A call provision prohibiting the company from redeeming a bond prior to a certain date.

### What is a call-protected bond?

a bond that, during a certain period, cannot be redeemed by the issuer.

### What is a protective Covenant?

A part of the indenture limiting certain actions that might be taken during the term of the loan, usually to protect the lender's interest.

### What are zero coupon bonds?

A bond that makes no coupon payments and is thus initially priced at a deep discount.

### What are nominal rates?

Interest rates or rates of return that have NOT been adjusted for inflation.

### What is a term structure of interest rates?

The relationship between nominal interest rates on default-free, pure discount securities and time to maturity; that is, the pure time value of money.

### What is an inflation premium?

The portion of a nominal interest rate that represents compensation for expected future inflation.

### What is an interest rate risk premium?

The compensation investors demand for bearing interest rate risk.

### Default risk premium

The portion of a nominal interest rate or bond yield that represents compensation for the possibility of default.

### Taxability premium

The portion of a nominal interest rate or bond yield that represents compensation for unfavorable tax status.

### Liquidity premium

The portion of a nominal interest rate or bond yield that represents compensation for lack of liquidity.

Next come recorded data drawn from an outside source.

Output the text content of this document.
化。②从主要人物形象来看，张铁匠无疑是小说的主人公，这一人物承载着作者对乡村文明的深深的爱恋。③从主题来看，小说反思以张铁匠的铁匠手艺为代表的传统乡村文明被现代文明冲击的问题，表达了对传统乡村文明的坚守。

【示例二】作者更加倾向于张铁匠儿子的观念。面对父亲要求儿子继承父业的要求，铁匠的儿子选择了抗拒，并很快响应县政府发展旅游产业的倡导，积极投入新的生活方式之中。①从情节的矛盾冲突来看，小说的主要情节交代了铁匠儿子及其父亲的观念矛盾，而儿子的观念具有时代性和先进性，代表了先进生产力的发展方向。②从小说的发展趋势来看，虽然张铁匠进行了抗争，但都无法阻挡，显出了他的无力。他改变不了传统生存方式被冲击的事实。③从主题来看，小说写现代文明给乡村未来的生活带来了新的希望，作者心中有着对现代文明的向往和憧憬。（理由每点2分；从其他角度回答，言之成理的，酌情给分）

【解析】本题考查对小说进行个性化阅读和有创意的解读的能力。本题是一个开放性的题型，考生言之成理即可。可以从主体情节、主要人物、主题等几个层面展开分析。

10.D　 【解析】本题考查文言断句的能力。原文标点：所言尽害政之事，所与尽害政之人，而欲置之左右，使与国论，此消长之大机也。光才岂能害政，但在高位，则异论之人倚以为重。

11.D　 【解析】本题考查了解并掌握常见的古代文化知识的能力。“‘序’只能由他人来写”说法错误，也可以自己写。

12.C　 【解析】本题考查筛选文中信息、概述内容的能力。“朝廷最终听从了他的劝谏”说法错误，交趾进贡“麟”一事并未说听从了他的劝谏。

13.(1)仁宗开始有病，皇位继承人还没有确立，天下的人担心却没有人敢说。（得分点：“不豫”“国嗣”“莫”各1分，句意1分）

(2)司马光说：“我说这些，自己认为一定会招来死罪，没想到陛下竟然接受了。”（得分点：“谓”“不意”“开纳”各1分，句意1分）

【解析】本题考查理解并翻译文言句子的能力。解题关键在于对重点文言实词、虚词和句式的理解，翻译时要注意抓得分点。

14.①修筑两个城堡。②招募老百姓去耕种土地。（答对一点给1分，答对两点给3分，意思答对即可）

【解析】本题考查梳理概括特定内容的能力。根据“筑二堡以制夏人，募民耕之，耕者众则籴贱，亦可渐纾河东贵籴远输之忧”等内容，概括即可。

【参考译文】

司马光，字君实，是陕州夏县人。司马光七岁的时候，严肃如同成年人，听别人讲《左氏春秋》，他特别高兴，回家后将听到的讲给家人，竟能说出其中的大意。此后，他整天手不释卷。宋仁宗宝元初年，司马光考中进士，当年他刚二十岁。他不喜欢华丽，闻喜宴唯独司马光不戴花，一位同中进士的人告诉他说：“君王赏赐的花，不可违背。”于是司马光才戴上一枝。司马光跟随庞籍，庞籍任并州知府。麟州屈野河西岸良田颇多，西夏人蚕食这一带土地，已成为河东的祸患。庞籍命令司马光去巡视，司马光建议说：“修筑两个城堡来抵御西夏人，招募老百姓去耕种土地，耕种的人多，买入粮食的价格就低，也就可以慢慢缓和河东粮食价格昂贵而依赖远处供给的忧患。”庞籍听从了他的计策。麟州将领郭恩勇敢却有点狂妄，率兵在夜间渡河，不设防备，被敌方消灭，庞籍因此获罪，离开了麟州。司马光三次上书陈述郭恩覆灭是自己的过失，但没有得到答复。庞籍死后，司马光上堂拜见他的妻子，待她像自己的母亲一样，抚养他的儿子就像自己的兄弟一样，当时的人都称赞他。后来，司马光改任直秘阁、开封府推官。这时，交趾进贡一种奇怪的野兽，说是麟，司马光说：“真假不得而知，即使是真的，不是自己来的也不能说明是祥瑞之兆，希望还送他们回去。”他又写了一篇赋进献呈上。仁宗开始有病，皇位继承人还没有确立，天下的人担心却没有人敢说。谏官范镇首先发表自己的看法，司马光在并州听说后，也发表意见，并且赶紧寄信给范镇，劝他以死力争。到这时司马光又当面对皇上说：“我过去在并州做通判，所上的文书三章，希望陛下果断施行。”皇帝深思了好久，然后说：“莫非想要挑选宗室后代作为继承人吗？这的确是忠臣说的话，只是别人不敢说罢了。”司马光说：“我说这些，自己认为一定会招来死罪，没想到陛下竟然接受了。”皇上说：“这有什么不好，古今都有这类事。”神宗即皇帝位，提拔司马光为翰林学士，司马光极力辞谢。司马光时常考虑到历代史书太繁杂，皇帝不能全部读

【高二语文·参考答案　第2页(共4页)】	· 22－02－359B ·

### What does face value mean?

The principal amount of a bond that is repaid at the end of the term. Also called par value.

### Ordinary Annuity

A series of constant or level cash flows that occur at the end of each period for some fixed number of periods is called an ordinary annuity.

### APR - Annual Percentage Rate

The interest rate charged per period multiplied by the number of periods per year.

### Pure Discount Loan

The pure discount loan is the simplest form of loan. The borrower receives money today and repays a single lump sum at some time in the future.

### Interest-Only Loan

Where only interest payments are made every period and the principal is paid in full at maturity.